Hmmm... Too much Disney and not enough Pixar...or maybe it's the other way around. Let's talk about it.
  • Disney usually has non-stop action on the screen but knows when to insert recognizable little quirks that will delight the kids. In this case our "hero" tends to track dirt which is verboten on the space ship he boards as a stowaway.
  • Pixar is the brilliant organization that gave us the sweet, impish little goose-neck lamp who ruins its ball by mistake.
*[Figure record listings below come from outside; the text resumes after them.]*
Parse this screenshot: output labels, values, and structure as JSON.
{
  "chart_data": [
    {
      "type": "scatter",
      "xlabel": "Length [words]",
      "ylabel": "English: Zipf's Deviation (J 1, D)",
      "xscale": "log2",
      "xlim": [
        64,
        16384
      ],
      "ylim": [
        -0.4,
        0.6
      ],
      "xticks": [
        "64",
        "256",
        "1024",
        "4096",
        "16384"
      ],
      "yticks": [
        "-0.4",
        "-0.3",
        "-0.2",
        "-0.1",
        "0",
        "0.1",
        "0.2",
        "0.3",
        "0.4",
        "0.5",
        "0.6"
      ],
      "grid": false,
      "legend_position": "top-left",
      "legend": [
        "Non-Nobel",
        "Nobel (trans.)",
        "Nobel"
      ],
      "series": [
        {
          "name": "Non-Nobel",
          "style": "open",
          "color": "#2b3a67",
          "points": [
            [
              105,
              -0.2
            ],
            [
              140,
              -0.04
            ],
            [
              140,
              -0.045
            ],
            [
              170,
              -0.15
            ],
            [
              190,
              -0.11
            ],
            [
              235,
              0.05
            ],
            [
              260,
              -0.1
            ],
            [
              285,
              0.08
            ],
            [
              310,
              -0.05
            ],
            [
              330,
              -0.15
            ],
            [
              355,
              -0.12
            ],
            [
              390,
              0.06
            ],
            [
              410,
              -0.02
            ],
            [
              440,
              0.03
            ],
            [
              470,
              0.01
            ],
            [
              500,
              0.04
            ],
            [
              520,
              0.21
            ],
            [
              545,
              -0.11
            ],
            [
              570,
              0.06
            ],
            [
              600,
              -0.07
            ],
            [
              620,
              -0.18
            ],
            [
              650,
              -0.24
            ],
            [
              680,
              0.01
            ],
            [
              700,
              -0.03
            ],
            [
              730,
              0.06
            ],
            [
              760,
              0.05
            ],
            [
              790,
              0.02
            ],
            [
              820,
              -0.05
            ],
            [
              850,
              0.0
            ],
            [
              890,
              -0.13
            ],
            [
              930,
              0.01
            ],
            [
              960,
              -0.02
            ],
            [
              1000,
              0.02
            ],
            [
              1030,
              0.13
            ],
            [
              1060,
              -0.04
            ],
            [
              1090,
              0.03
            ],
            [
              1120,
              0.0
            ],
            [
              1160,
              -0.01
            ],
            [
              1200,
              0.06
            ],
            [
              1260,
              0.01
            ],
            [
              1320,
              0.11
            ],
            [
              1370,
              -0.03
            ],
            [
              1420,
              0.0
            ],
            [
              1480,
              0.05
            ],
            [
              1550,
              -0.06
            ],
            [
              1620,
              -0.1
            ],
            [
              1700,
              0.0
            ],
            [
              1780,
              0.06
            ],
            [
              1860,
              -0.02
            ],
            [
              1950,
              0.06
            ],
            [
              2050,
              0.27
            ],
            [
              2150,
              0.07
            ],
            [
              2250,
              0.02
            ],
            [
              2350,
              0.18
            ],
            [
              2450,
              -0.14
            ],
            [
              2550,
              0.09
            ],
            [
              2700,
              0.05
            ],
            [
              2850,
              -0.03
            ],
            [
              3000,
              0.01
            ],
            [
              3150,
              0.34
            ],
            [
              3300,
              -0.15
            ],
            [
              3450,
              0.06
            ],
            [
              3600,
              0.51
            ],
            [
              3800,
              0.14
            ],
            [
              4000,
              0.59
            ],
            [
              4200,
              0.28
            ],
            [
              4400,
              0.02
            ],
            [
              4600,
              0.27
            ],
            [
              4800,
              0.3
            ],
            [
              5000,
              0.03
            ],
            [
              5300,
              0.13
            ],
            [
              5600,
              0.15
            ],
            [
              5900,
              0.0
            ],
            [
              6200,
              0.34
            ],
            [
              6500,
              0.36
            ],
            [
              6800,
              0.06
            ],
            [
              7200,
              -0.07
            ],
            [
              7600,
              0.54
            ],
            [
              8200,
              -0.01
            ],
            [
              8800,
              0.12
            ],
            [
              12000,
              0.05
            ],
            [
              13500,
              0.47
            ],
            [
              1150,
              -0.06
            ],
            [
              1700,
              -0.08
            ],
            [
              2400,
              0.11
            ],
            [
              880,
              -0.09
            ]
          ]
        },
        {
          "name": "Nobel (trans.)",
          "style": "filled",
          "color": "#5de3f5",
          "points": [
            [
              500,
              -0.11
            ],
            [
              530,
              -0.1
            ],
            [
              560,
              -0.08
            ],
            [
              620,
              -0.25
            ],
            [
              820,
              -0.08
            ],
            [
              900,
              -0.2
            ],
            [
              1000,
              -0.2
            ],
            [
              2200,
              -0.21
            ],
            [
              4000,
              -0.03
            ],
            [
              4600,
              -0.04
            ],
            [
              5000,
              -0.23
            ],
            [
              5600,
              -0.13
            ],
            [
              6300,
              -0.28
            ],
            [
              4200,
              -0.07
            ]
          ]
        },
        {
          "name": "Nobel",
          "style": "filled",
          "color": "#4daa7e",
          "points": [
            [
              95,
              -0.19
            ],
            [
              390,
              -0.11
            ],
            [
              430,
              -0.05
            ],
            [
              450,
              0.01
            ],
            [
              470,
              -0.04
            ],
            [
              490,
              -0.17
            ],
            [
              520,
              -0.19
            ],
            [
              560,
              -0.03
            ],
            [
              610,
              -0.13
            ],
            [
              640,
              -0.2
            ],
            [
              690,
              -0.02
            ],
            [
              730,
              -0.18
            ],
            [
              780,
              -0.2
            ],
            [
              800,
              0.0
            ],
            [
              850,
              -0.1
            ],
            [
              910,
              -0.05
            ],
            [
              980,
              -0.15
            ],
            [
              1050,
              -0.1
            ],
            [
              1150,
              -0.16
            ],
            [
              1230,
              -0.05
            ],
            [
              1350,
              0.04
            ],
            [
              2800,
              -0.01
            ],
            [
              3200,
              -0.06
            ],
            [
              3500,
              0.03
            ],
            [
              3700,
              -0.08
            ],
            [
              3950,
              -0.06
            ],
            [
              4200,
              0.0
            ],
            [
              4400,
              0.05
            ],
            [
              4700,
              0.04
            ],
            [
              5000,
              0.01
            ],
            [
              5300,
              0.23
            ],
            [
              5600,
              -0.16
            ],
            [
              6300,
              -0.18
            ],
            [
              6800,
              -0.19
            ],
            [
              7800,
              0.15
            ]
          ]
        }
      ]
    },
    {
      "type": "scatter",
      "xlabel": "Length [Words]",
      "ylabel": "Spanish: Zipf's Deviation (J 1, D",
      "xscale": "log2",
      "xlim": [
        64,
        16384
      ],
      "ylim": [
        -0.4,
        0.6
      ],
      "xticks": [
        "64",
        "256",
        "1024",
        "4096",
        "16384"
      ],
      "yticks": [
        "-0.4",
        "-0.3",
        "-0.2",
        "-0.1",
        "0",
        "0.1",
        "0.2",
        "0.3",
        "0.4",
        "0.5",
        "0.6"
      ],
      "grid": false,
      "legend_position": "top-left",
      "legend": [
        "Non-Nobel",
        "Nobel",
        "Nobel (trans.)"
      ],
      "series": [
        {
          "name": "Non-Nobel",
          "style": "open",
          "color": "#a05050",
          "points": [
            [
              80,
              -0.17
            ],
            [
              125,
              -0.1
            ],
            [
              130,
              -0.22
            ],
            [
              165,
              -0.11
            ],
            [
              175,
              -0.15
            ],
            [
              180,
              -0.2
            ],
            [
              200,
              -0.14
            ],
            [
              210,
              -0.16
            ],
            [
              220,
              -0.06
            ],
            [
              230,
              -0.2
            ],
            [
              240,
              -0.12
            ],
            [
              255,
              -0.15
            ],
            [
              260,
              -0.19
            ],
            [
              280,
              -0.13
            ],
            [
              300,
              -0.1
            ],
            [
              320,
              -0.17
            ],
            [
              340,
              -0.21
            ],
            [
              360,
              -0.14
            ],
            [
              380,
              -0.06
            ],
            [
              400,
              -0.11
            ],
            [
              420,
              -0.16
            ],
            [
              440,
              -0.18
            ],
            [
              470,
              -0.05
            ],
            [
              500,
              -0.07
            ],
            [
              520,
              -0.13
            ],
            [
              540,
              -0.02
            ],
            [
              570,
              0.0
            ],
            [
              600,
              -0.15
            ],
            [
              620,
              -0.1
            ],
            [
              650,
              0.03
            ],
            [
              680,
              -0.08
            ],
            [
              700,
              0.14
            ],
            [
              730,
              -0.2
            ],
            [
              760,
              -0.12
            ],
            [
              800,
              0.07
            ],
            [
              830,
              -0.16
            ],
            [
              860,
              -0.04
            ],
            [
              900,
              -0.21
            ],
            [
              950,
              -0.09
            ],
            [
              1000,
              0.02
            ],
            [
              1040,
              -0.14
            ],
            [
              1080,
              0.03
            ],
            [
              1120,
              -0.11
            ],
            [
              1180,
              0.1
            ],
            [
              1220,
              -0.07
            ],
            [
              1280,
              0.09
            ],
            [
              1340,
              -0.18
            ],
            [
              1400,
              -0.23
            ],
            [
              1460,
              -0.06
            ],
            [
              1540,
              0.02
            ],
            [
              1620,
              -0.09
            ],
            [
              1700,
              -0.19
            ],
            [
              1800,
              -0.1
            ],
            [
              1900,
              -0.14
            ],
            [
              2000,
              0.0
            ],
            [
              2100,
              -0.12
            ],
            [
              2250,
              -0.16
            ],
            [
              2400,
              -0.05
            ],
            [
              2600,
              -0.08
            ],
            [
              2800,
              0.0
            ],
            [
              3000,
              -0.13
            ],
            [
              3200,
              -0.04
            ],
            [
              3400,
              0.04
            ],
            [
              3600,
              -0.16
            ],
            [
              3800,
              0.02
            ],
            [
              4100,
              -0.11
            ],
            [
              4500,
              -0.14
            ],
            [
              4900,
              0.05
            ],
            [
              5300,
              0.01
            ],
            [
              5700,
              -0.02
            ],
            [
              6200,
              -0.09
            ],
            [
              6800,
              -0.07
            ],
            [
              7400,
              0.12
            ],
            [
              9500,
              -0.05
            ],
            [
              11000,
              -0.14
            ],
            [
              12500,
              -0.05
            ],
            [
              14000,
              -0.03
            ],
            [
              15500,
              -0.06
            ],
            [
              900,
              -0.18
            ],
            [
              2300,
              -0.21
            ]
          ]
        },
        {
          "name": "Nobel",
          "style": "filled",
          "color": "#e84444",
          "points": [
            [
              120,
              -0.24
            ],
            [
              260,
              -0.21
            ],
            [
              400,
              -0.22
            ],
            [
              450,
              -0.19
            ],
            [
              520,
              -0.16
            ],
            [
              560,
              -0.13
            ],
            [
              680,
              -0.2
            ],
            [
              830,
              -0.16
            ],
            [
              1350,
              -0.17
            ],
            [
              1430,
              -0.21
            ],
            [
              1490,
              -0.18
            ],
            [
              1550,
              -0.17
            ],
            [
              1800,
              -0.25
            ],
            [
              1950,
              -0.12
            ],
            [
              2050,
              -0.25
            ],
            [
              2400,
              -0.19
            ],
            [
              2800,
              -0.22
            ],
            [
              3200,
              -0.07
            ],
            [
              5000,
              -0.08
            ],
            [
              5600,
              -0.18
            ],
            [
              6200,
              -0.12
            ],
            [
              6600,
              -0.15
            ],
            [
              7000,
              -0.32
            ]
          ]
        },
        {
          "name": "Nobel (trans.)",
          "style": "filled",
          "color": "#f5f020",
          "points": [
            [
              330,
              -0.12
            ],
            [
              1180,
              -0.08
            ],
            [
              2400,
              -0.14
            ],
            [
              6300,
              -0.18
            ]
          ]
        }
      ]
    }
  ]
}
However, even with credentials like that, their movies can sometimes be too grown up and/or intellectual for the rugrats, like the mid-life crisis in "The Incredibles."
  • Disney has patented the idea of the sidekick who provides humor and insight for the hero (Jiminy Cricket in "Pinocchio"), but this time has an almost insurmountable problem: The sidekick is a cockroach and 95% of this movie is non-verbal.
  • Pixar has the collection of geniuses who animated "Shrek" so realistically you could see the wind ruffle Donkey's fur, but for "WALL*E" the landscape is bleak and unrelentingly lifeless.
  • Disney has never before had a mental ward in any of their movies. That concept went right over the heads of the children, so when the inmates were unexpectedly freed, it was a non-event to the audience. I wasn't sure how we were supposed to feel about it. Did we sympathize with them for being detained in the first place?
  • Pixar gave us our first full length computer-generated animated movie with "Toy Story," but in that one, the love match between two dolls was relatable and appealing; in "WALL*E," the attraction is between a hardworking mobile trash compactor and what appears to be an alien life form.

As a rule, I can't say enough good things about either company, but in my opinion, this story is too complex and ultimately it overtaxes the attention spans of the little 'uns. Of course we are assailed by the idea of Man the Villain, (mankind has destroyed all life on earth and has been existing on a massive space ship for hundreds and hundreds of years) and (another commentary from Hollywood), all humans have become enormously fat in this dystopian vision of the future. Those ecological points seemed to go right over the heads of the target audience and there were plenty of overweight parents in attendance who didn't seem to find it entertaining...

Naturally our dauntless little trash compactor is admirable: He is resourceful, extremely hard working and has many appealing traits. Pixar has given him a recognizable personality and paints an exceedingly lonely existence for him. It's no wonder he falls for the first quasi life form -- besides his sidekick the cockroach -- that he sees!

The four-year-old girl next to me was extremely well behaved but there were long intervals where she was confused and bored. The infants in the audience were squalling and I sat there regretting I wouldn't have more positive things to report.

Bottom line? In my opinion, more for the grownups than for the kidlets.